Brutalidade Policial
Ainda estava no ar o cheiro a pólvora dos disparos indignados, vindos de todos os quadrantes políticos, contra os peritos da Organização das Nações Unidas que, depois de uma visita ao nosso país, denunciaram a brutalidade policial contra as populações não-brancas quando rebentou o escândalo das torturas praticadas pela Guarda Nacional Republicana (GNR) no Alentejo, que veio dar razão aos peritos e calar os negacionistas.
Para já, e para além dos processos judiciais em curso, nem a GNR nem o Estado português assumiram a responsabilidade nem indemnizaram as vitimas. Muito lamentável.
Parece ser cada vez mais uma política oficial do Partido Socialista de recusar que o Estado assuma a responsabilidade pelos atos dos seus agentes. O atropelamento com o carro do ministro Cabrita é um bom exemplo desta política. No caso do cidadão ucraniano assassinado foi mesmo necessária a intervenção da Comissária Europeia para que o Estado assumisse a responsabilidade.

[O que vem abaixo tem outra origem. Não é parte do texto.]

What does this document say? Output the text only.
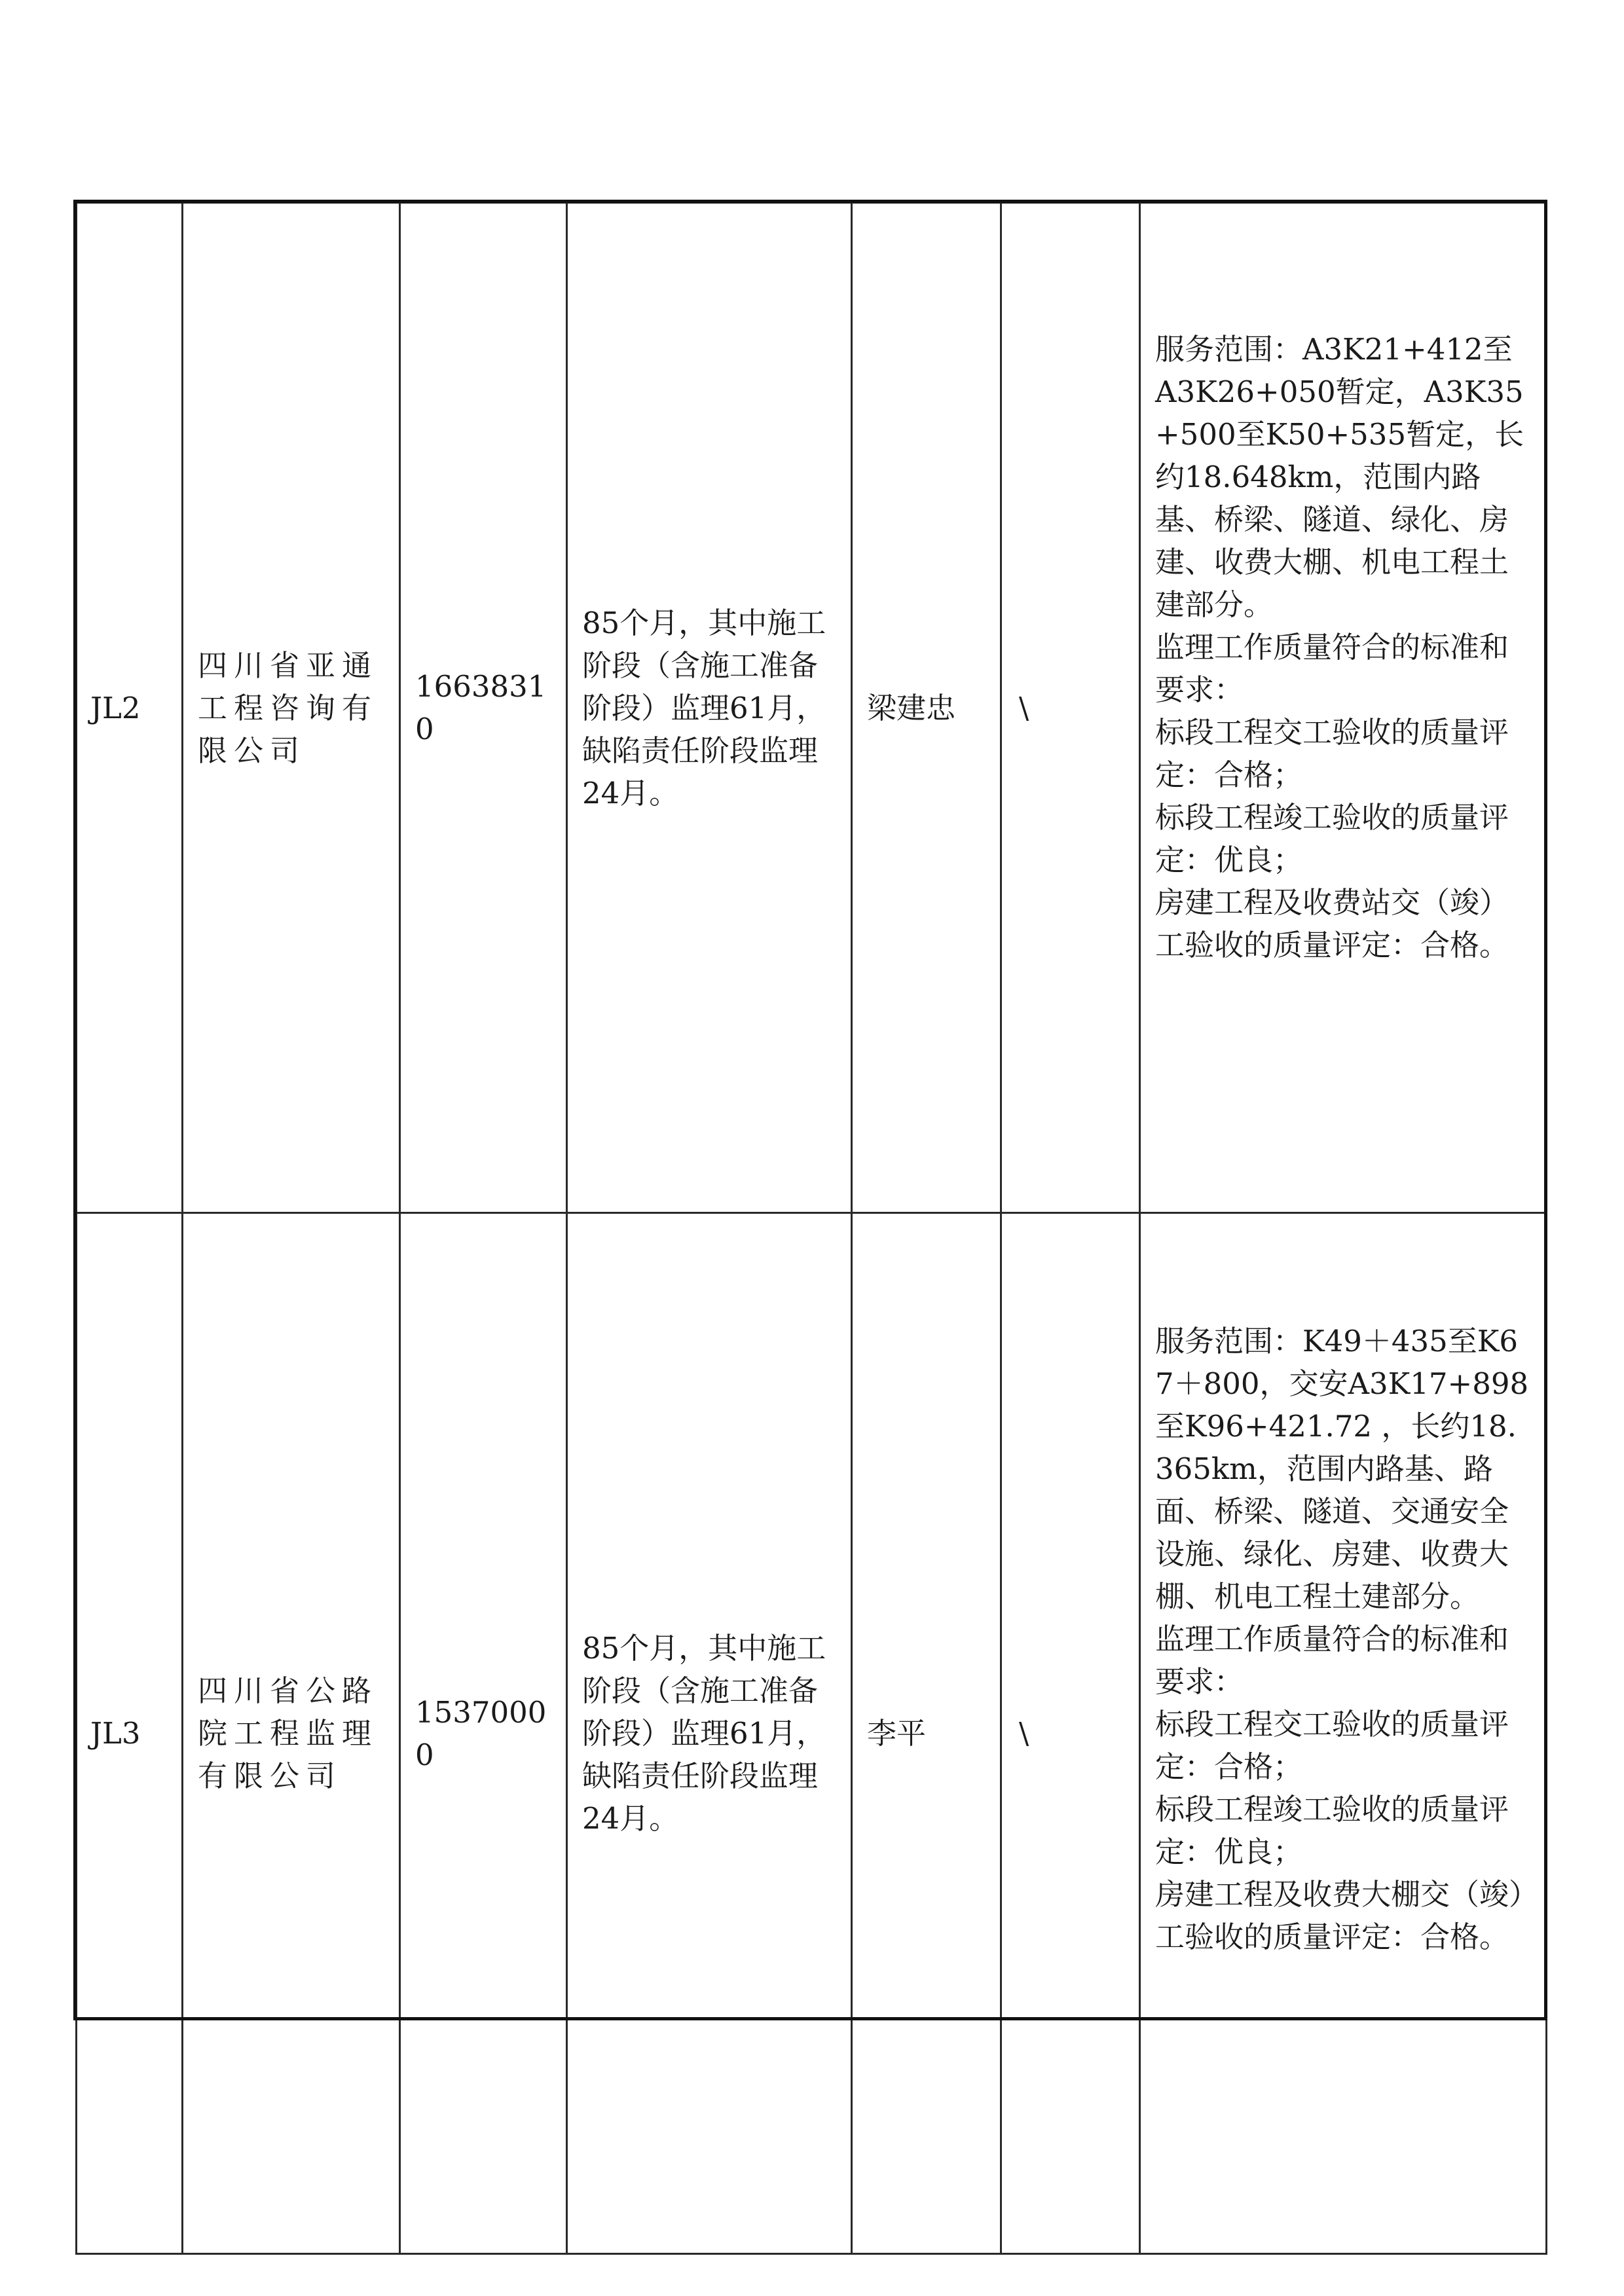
JL2	四川省亚通工程咨询有限公司	16638310	85个月，其中施工阶段（含施工准备阶段）监理61月，缺陷责任阶段监理24月。	梁建忠	\	服务范围：A3K21+412至A3K26+050暂定，A3K35+500至K50+535暂定，长约18.648km，范围内路基、桥梁、隧道、绿化、房建、收费大棚、机电工程土建部分。
监理工作质量符合的标准和要求：
标段工程交工验收的质量评定：合格；
标段工程竣工验收的质量评定：优良；
房建工程及收费站交（竣）工验收的质量评定：合格。

JL3	四川省公路院工程监理有限公司	15370000	85个月，其中施工阶段（含施工准备阶段）监理61月，缺陷责任阶段监理24月。	李平	\	服务范围：K49＋435至K67＋800，交安A3K17+898至K96+421.72 ，长约18.365km，范围内路基、路面、桥梁、隧道、交通安全设施、绿化、房建、收费大棚、机电工程土建部分。
监理工作质量符合的标准和要求：
标段工程交工验收的质量评定：合格；
标段工程竣工验收的质量评定：优良；
房建工程及收费大棚交（竣）工验收的质量评定：合格。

Isto é extremamente grave porque o cidadão em face de um Polícia, de um GNR, de outro qualquer agente, não sabe se este está a agir de livre iniciativa ou em funções. A regra parece ser - se fizer bem é agente do Estado, se prevaricar está a agir por conta própria. Uma regra inaceitável em que o Estado lava as mãos e não se coíbe mesmo de manter em funções os criminosos - como no caso dos polícias envolvidos em brutalidade na esquadra de Alfragide mesmo depois de condenados, como no caso vertente.
Esta atitude aumenta a desconfiança que as populações já depositam nas Policias nunca se sabendo se vão defender a Lei ou praticar brutalidades que depois ficam impunes.

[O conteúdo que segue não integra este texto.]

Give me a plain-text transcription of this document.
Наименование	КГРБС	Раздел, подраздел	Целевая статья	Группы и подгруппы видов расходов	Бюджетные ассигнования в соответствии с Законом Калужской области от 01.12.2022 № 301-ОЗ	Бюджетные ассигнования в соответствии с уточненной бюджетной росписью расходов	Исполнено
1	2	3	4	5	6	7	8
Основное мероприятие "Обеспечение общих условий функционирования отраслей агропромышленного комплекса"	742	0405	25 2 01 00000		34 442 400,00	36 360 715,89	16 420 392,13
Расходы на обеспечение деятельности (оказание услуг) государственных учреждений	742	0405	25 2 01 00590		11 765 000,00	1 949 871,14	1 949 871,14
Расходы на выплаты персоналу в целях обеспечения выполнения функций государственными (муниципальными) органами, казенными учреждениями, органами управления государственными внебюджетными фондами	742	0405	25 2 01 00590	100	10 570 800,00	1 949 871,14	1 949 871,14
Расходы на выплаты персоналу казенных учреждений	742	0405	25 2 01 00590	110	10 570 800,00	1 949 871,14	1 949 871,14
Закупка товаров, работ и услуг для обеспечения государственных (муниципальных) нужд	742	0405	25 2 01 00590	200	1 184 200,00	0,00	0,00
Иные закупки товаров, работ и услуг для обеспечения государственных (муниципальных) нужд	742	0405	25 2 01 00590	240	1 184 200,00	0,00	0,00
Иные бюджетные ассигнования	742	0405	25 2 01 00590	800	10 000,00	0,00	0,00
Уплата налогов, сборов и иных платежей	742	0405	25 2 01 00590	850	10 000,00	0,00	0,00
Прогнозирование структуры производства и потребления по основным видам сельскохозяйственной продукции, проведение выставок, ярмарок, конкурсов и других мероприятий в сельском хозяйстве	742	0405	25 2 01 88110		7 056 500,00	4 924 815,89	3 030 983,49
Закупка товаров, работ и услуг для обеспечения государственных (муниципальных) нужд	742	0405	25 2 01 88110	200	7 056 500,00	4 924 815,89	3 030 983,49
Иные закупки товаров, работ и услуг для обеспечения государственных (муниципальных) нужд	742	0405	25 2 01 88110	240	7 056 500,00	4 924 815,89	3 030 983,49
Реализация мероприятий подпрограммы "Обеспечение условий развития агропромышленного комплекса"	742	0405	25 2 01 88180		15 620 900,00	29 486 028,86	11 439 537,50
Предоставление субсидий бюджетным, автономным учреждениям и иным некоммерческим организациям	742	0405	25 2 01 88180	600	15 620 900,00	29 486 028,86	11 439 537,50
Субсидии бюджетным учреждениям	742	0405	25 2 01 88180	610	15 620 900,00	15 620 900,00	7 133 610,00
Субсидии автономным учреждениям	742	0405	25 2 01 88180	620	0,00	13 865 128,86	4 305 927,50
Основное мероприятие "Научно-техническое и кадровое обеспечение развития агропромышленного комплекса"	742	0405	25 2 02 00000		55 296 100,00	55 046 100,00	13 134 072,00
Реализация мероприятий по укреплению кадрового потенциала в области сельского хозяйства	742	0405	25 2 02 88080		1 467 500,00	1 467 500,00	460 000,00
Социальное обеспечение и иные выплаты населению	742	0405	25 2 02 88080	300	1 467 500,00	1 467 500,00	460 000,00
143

É também a confissão de uma muito preocupante fragilidade do Estado português que não tem mão nos seus agentes, não os consegue disciplinar nas instituições que os enquadram, e lhes dá roda livre para praticarem as atrocidades mais vis sobre as populações racializadas ou socialmente debilitadas. É inadmissível.
A impressionante frequência da brutalidade policial, o perfil das vítimas - sempre pessoas racializadas ou socialmente frágeis, a incapacidade das polícias em disciplinar os seus elementos são factos muito preocupantes que apontam para que sejam forças institucionalmente racistas - isto é em que a estrutura de comando, as regras, a inspeção, a educação, a cultura são racistas, independentemente deste ou daquele agente ou oficial o ser ou não.
É, pois, tempo de agir e nomear uma comissão independente, que inclua membros da sociedade civil e das comunidades racializadas, que investigue os métodos e as práticas destas instituições e proponha as medidas necessárias à sua urgente reforma.
É urgente para que Portugal possa dissipar esta imagem internacional de brutalidade policial, de racismo sistémico, de injustiça e de ausência de Estado de Direito.
Uma tal imagem afasta o investimento, assusta o turismo, prejudica os portugueses que vivem no exterior, divide a comunidade de língua oficial portuguesa, diminui os graus de liberdade da nossa política externa. Em suma não para além de desumana não serve Portugal nem os portugueses.